Just as businesses must purchase the goods and services they need to keep their plants running and their customers satisfied, so must governments. However, there are some key differences between the ways governments and businesses obtain these items. First, all government procurement must be done within a strict code of laws and rules. Second, governments typically need to purchase items and services in larger quantity than businesses, so they often demand more from their vendors. Despite these drawbacks, many suppliers are eager to work with governments around the world in order to provide them with the necessities they need to keep their respective countries running smoothly.
Government procurement is not a task that can be taken lightly; it is simply one of the most important responsibilities in any country's leadership. For example, if governments cannot procure the proper food rations for their soldiers, thousands of young men and women could face starvation while they are defending the country. Likewise, if governments cannot purchase all of the equipment and materials needed to hold elections, the entire voting process could be delayed or disrupted. Practically everything governments provide to its citizens relies on some type of procurement. From the materials used to repave the roads to the teachers who work in the public schools, all of these things require strategic procurement practices.
Handling government procurement provides a number of benefits for both the buyers and sellers. First, all government purchases must be done in the open and in an arena that provides plentiful competition, at least in the United States. Other governments deal with procurement in different ways, but for the sake of this we will focus on the US method.
Because the procurement activities are open to competition, prices on the goods and services are usually lower. The government agents handling the purchasing decisions will also be able to select the most qualified vendor with confidence because they will be able to compare multiple sellers, instead of only having to choose between one or two. Otherwise, the government may end up overpaying for shoddy services and goods.
Vendors also benefit from this approach to procurement. Because competition is encouraged, all possible suppliers have a chance at earning the coveted government contract. Additionally, because of that same competition, a vendor who does work for the government also enhances its own reputation among other potential, non-government customers.

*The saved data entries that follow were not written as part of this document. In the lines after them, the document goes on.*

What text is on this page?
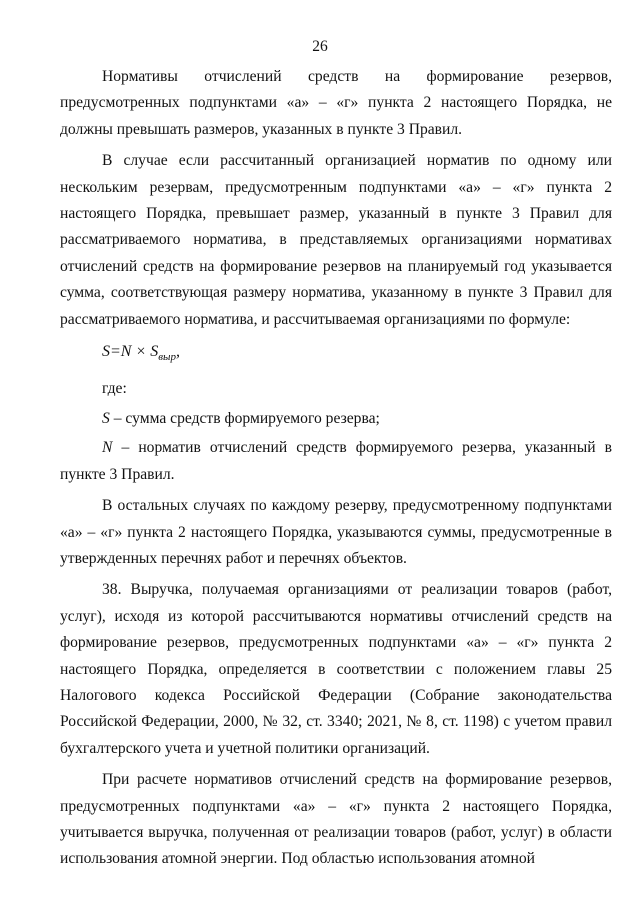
26

Нормативы отчислений средств на формирование резервов, предусмотренных подпунктами «а» – «г» пункта 2 настоящего Порядка, не должны превышать размеров, указанных в пункте 3 Правил.

В случае если рассчитанный организацией норматив по одному или нескольким резервам, предусмотренным подпунктами «а» – «г» пункта 2 настоящего Порядка, превышает размер, указанный в пункте 3 Правил для рассматриваемого норматива, в представляемых организациями нормативах отчислений средств на формирование резервов на планируемый год указывается сумма, соответствующая размеру норматива, указанному в пункте 3 Правил для рассматриваемого норматива, и рассчитываемая организациями по формуле:

$S=N \times S_{выр}$,

где:

S – сумма средств формируемого резерва;

N – норматив отчислений средств формируемого резерва, указанный в пункте 3 Правил.

В остальных случаях по каждому резерву, предусмотренному подпунктами «а» – «г» пункта 2 настоящего Порядка, указываются суммы, предусмотренные в утвержденных перечнях работ и перечнях объектов.

38. Выручка, получаемая организациями от реализации товаров (работ, услуг), исходя из которой рассчитываются нормативы отчислений средств на формирование резервов, предусмотренных подпунктами «а» – «г» пункта 2 настоящего Порядка, определяется в соответствии с положением главы 25 Налогового кодекса Российской Федерации (Собрание законодательства Российской Федерации, 2000, № 32, ст. 3340; 2021, № 8, ст. 1198) с учетом правил бухгалтерского учета и учетной политики организаций.

При расчете нормативов отчислений средств на формирование резервов, предусмотренных подпунктами «а» – «г» пункта 2 настоящего Порядка, учитывается выручка, полученная от реализации товаров (работ, услуг) в области использования атомной энергии. Под областью использования атомной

Before procurement begins, government purchasers need to be sure to follow some specific best practices to ensure that goods and services they get meet the desired standards. One of those practices is to review the rules and regulations regarding government procurement. These guidelines need to be followed exactly, and those in charge of procurement should be familiar with them. However, those rules should not be set in stone. They should be reviewed and updated as needed regularly so that the regulations do not hinder procurement activities.
Another procurement best practice is to establish the criteria by which to compare bids in advance. Comparisons can be difficult, especially if the quoted prices are in the same range. Having an established set of selection criteria can be useful in narrowing down the prospects. Criteria should include such factors as the completeness of the bid and conformance to conditions. An incomplete bid, for example, may have details left out that will cause the project to cost more in the long run while a failure to prove that the vendor will conform to specific project conditions may demonstrate a supplier who is not trustworthy or dependable. Regardless of the criteria used, the final reasons for the basis of any vendors selection must be documented. Otherwise, claims of bias or favoritism in the selection process could be made against the government, thus undermining the stability of the procurement process and the citizens' trust in their leadership.
One of the main trends in government procurement is heavy use of eprocurement, or electronic purchasing. Many government agencies have been able to purchase goods and services much more quickly and cost effectively using these practices.